Smith Lake Morning
©Kesler Woodward 2007
Acrylic on canvas
16" x 20" (image)
17 1/2" x 21 1/2" (framed)
As much as I like to go to new, exotic places in the North, I enjoy just as much going to spots that are right nearby--locales I've visited countless times, but which seem to provide fresh inspiration again and again. Smith Lake is a good-sized body of water in the 2000-acre woods on the University of Alaska campus. This time of year, it is filled with migrating waterfowl and shorebirds, and their sounds in the light of the morning and evening are extraordinary.
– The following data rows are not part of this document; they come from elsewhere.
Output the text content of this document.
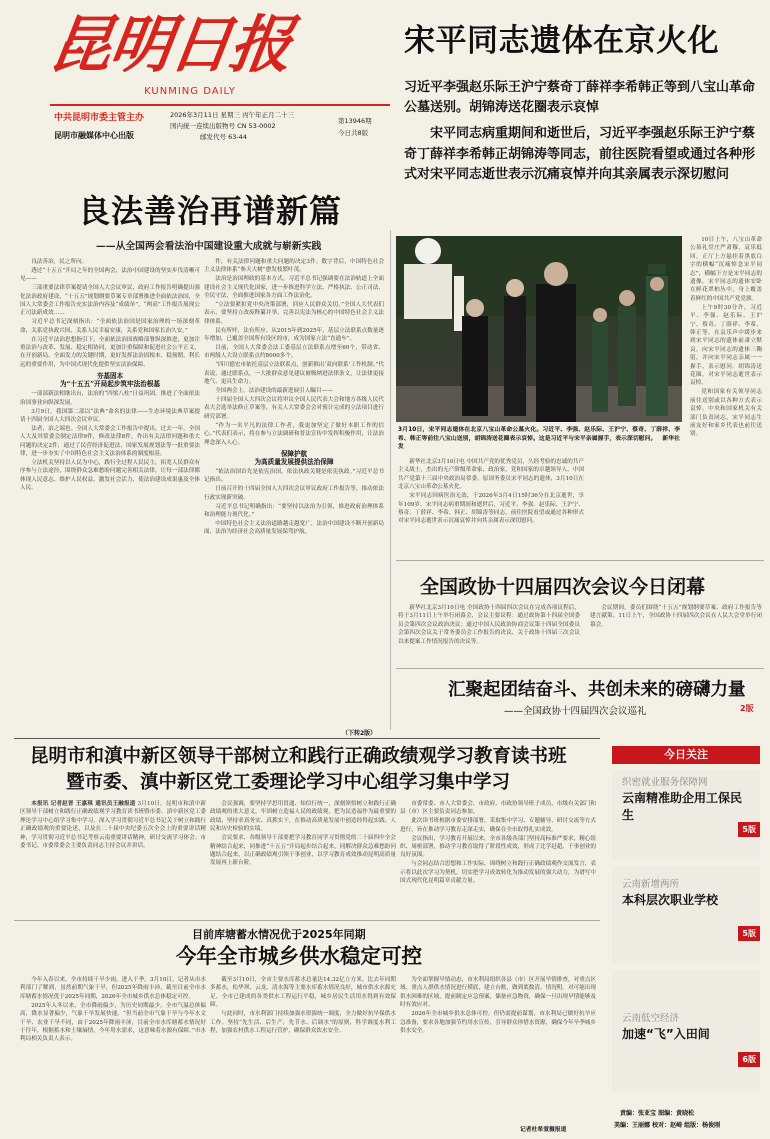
昆明日报
KUNMING DAILY
中共昆明市委主管主办
昆明市融媒体中心出版
2026年3月11日 星期三 丙午年正月二十三
国内统一连续出版物号 CN 53-0002
邮发代号 63-44
第13946期
今日共8版
宋平同志遗体在京火化
习近平李强赵乐际王沪宁蔡奇丁薛祥李希韩正等到八宝山革命公墓送别。胡锦涛送花圈表示哀悼
宋平同志病重期间和逝世后，习近平李强赵乐际王沪宁蔡奇丁薛祥李希韩正胡锦涛等同志，前往医院看望或通过各种形式对宋平同志逝世表示沉痛哀悼并向其亲属表示深切慰问
3月10日，宋平同志遗体在北京八宝山革命公墓火化。习近平、李强、赵乐际、王沪宁、蔡奇、丁薛祥、李希、韩正等前往八宝山送别，胡锦涛送花圈表示哀悼。这是习近平与宋平亲属握手，表示深切慰问。 新华社 发

新华社北京3月10日电 中国共产党的优秀党员，久经考验的忠诚的共产主义战士，杰出的无产阶级革命家、政治家，党和国家的卓越领导人，中国共产党第十三届中央政治局常委，原国务委员宋平同志的遗体，3月10日在北京八宝山革命公墓火化。

宋平同志因病医治无效，于2026年3月4日15时36分在北京逝世，享年109岁。宋平同志病重期间和逝世后，习近平、李强、赵乐际、王沪宁、蔡奇、丁薛祥、李希、韩正、胡锦涛等同志，前往医院看望或通过各种形式对宋平同志逝世表示沉痛哀悼并向其亲属表示深切慰问。

10日上午，八宝山革命公墓礼堂庄严肃穆，哀乐低回。正厅上方悬挂着黑底白字的横幅“沉痛悼念宋平同志”，横幅下方是宋平同志的遗像。宋平同志的遗体安卧在鲜花翠柏丛中，身上覆盖着鲜红的中国共产党党旗。

上午9时30分许，习近平、李强、赵乐际、王沪宁、蔡奇、丁薛祥、李希、韩正等，在哀乐声中缓步来到宋平同志的遗体前肃立默哀，向宋平同志的遗体三鞠躬，并向宋平同志亲属一一握手，表示慰问。胡锦涛送花圈，对宋平同志逝世表示哀悼。

党和国家有关领导同志前往送别或以各种方式表示哀悼。中央和国家机关有关部门负责同志，宋平同志生前友好和家乡代表也前往送别。

全国政协十四届四次会议今日闭幕

新华社北京3月10日电 全国政协十四届四次会议在完成各项议程后，将于3月11日上午举行闭幕会，会议主要议程：通过政协第十四届全国委员会第四次会议政治决议；通过中国人民政治协商会议第十四届全国委员会第四次会议关于常务委员会工作报告的决议、关于政协十四届三次会议以来提案工作情况报告的决议等。

会议期间，委员们围绕“十五五”规划纲要草案、政府工作报告等建言献策。11日上午，全国政协十四届四次会议在人民大会堂举行闭幕会。

汇聚起团结奋斗、共创未来的磅礴力量
——全国政协十四届四次会议巡礼	2版
良法善治再谱新篇
——从全国两会看法治中国建设重大成就与崭新实践

良法善治，民之所向。

透过“十五五”开局之年的全国两会，法治中国建设的坚实步伐清晰可见——

三部重要法律草案提请全国人大会议审议，政府工作报告明确提出强化法治政府建设，“十五五”规划纲要草案专章部署推进全面依法治国，全国人大常委会工作报告充实法治内容及“成绩单”，“两高”工作报告展现公正司法新成效……

习近平总书记深刻指出：“全面依法治国是国家治理的一场深刻革命，关系党执政兴国，关系人民幸福安康，关系党和国家长治久安。”

在习近平法治思想指引下，全面依法治国战略部署纵深推进，更加注重法治与改革、发展、稳定相协同，更加注重保障和促进社会公平正义，在开创新局、全面发力的关键时期，更好发挥法治固根本、稳预期、利长远的重要作用，为中国式现代化提供坚实法治保障。

夯基固本
为“十五五”开局起步筑牢法治根基

一部部新法相继出台，法治的“四梁八柱”日益巩固，推进了全面依法治国事业向纵深发展。

3月9日，我国第二部以“法典”命名的法律——生态环境法典草案提请十四届全国人大四次会议审议。

法者，治之端也。全国人大常委会工作报告中提出，过去一年，全国人大及其常委会制定法律9件，修改法律8件，作出有关法律问题和重大问题的决定2件，通过了民营经济促进法、国家发展规划法等一批重要法律，进一步夯实了中国特色社会主义法治体系的制度根基。

立法机关坚持以人民为中心，践行全过程人民民主，拓宽人民群众有序参与立法途径，围绕群众急难愁盼问题完善相关法律，让每一部法律都体现人民意志、维护人民权益、激发社会活力，使法治建设成果惠及全体人民。

件，有关法律问题和重大问题的决定3件。数字背后，中国特色社会主义法律体系“参天大树”愈发枝繁叶茂。

法治是治国理政的基本方式。习近平总书记强调要在法治轨道上全面建设社会主义现代化国家，进一步推进科学立法、严格执法、公正司法、全民守法，全面推进国家各方面工作法治化。

“立法要紧扣党中央决策部署，回应人民群众关切。”全国人大代表们表示，要坚持立改废释纂并举，完善以宪法为核心的中国特色社会主义法律体系。

民有所呼，法有所应。从2015年到2025年，基层立法联系点数量逐年增加，已覆盖全国所有设区的市，成为国家立法“直通车”。

目前，全国人大常委会法工委基层立法联系点增至60个，带动省、市两级人大设立联系点约8000多个。

“四川德宏市依托基层立法联系点，创新推出‘双向联系’工作机制。”代表说，通过联系点，一大批群众意见建议被吸纳进法律条文，让法律更接地气、更具生命力。

全国两会上，法治建设的最新进展引人瞩目——

十四届全国人大四次会议将审议全国人民代表大会和地方各级人民代表大会选举法修正草案等，有关人大常委会会对预计完成的立法项目进行研究部署。

“作为一名平凡的法律工作者，我更加坚定了做好本职工作的信心。”代表们表示，将在参与立法调研和普法宣传中发挥积极作用，让法治理念深入人心。

保障护航
为高质量发展提供法治保障

“依法治国首先是依宪治国，依法执政关键是依宪执政。”习近平总书记指出。

日前召开的十四届全国人大四次会议审议政府工作报告等，推动依法行政实现新突破。

习近平总书记明确指出：“要坚持以法治为引领，推进政府治理体系和治理能力现代化。”

中国特色社会主义法治道路越走越宽广，法治中国建设不断开创新局面，法治为经济社会高质量发展保驾护航。

（下转2版）
昆明市和滇中新区领导干部树立和践行正确政绩观学习教育读书班
暨市委、滇中新区党工委理论学习中心组学习集中学习

本报讯 记者赵晋 王嘉琪 通讯员王融报道 3月10日，昆明市和滇中新区领导干部树立和践行正确政绩观学习教育读书班暨市委、滇中新区党工委理论学习中心组学习集中学习，深入学习贯彻习近平总书记关于树立和践行正确政绩观的重要论述，以及在二十届中央纪委五次全会上的重要讲话精神，学习贯彻习近平总书记考察云南重要讲话精神，研讨交流学习体会。市委书记、市委常委会主要负责同志主持会议并讲话。

会议强调，要坚持学思用贯通、知信行统一，深刻领悟树立和践行正确政绩观的重大意义，牢固树立造福人民的政绩观，把为民造福作为最重要的政绩，坚持求真务实、真抓实干，在推动高质量发展中创造经得起实践、人民和历史检验的实绩。

会议要求，各级领导干部要把学习教育同学习贯彻党的二十届四中全会精神结合起来，同推进“十五五”开局起步结合起来，同解决群众急难愁盼问题结合起来，以正确政绩观引领干事创业，以学习教育成效推动昆明高质量发展再上新台阶。

市委常委、市人大常委会、市政府、市政协领导班子成员，市级有关部门和县（市）区主要负责同志参加。

此次读书班根据市委安排部署，采取集中学习、专题辅导、研讨交流等方式进行，旨在推动学习教育走深走实，确保在全市取得扎实成效。

会议指出，学习教育开展以来，全市各级各部门坚持高标准严要求，精心组织、周密部署，推动学习教育取得了阶段性成效，形成了比学赶超、干事创业的良好氛围。

与会同志结合思想和工作实际，围绕树立和践行正确政绩观作交流发言，表示将以此次学习为契机，切实把学习成效转化为推动发展的强大动力，为谱写中国式现代化昆明篇章贡献力量。

目前库塘蓄水情况优于2025年同期
今年全市城乡供水稳定可控

今年入春以来，全市持续干旱少雨，进入干季。3月10日，记者从市水利部门了解到，虽然前期气象干旱，但2025年降雨丰沛，截至目前全市水库塘蓄水情况优于2025年同期，2026年全市城乡供水总体稳定可控。

2025年入冬以来，全市降雨偏少，为历史同期最少。全市气温总体偏高，降水显著偏少，气象干旱发展快速。“但当前全市气象干旱与今年水文干旱、农业干旱不同，由于2025年降雨丰沛，目前全市水库塘蓄水情况好于往年，根据蓄水和土壤墒情，今年用水需求，这意味着水源有保障。”市水利局相关负责人表示。

截至3月10日，全市主要水库蓄水总量达14.32亿立方米，比去年同期多蓄水，松华坝、云龙、清水海等主要水库蓄水情况良好，城市供水水源充足。全市已建成的各类供水工程运行平稳，城乡居民生活用水得到有效保障。

与此同时，市水利部门持续加强水资源统一调度，全力做好抗旱保供水工作。坚持“先生活、后生产，先节水、后调水”的原则，科学调度水利工程，加强农村供水工程运行管护，确保群众饮水安全。

为全面掌握旱情动态，市水利局组织各县（市）区开展旱情排查，对重点区域、重点人群供水情况进行摸底，建立台账，做到底数清、情况明。对可能出现供水困难的区域，提前制定应急预案，储备应急物资，确保一旦出现旱情能够及时有效应对。

2026年全市城乡供水总体可控，但仍需提前谋划，市水利局已做好抗旱应急准备，要求各地加强节约用水宣传，引导群众珍惜水资源，确保今年旱季城乡供水安全。

记者杜希萱摄报道
今日关注
织密就业服务保障网
云南精准助企用工保民生
5版
云南新增两所
本科层次职业学校
5版
云南低空经济
加速“飞”入田间
6版
责编：张亚宝 图编：黄晓松
美编：王丽娜 校对：赵崎 组版：杨俊刚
It's light almost all night now--light enough to read a book out of doors all but a couple of hours in the middle of the night. But for all its length, the light changes constantly, and it's as different from hour to hour as it is from season to season. Birds, sounds, light, temperature, humidity, breeze or lack of it...all those things and more make the experience of these familiar places new on every visit.
West Ridge Spring
©Kesler Woodward 2007
Acrylic on canvas
16" x 20" (image)
17 1/2" x 21 1/2" (framed)
The "West Ridge" is also on the University campus, and I've not only painted that ridge, but this particular grove of woods, regularly for 25 years. It's a steep, south-sloping hillside just below the University of Alaska Museum, covered still by beautiful boreal forest. Because it's a relatively open stand of trees, and tilts toward the sun, it's one of the first places each spring that gets dramatic shadows, revealing the subtle contours of the underlying slope.
Every spring, while it's still very cold, I find myself out on this hillside, hip deep, floundering around in the snow for a fresh look, my car parked on top of the ridge, underdressed for the temperatures and my everyday light boots filling with snow. I've watched the trees in this painting grow on that hillside for a quarter century now, and I'm still not tired of them.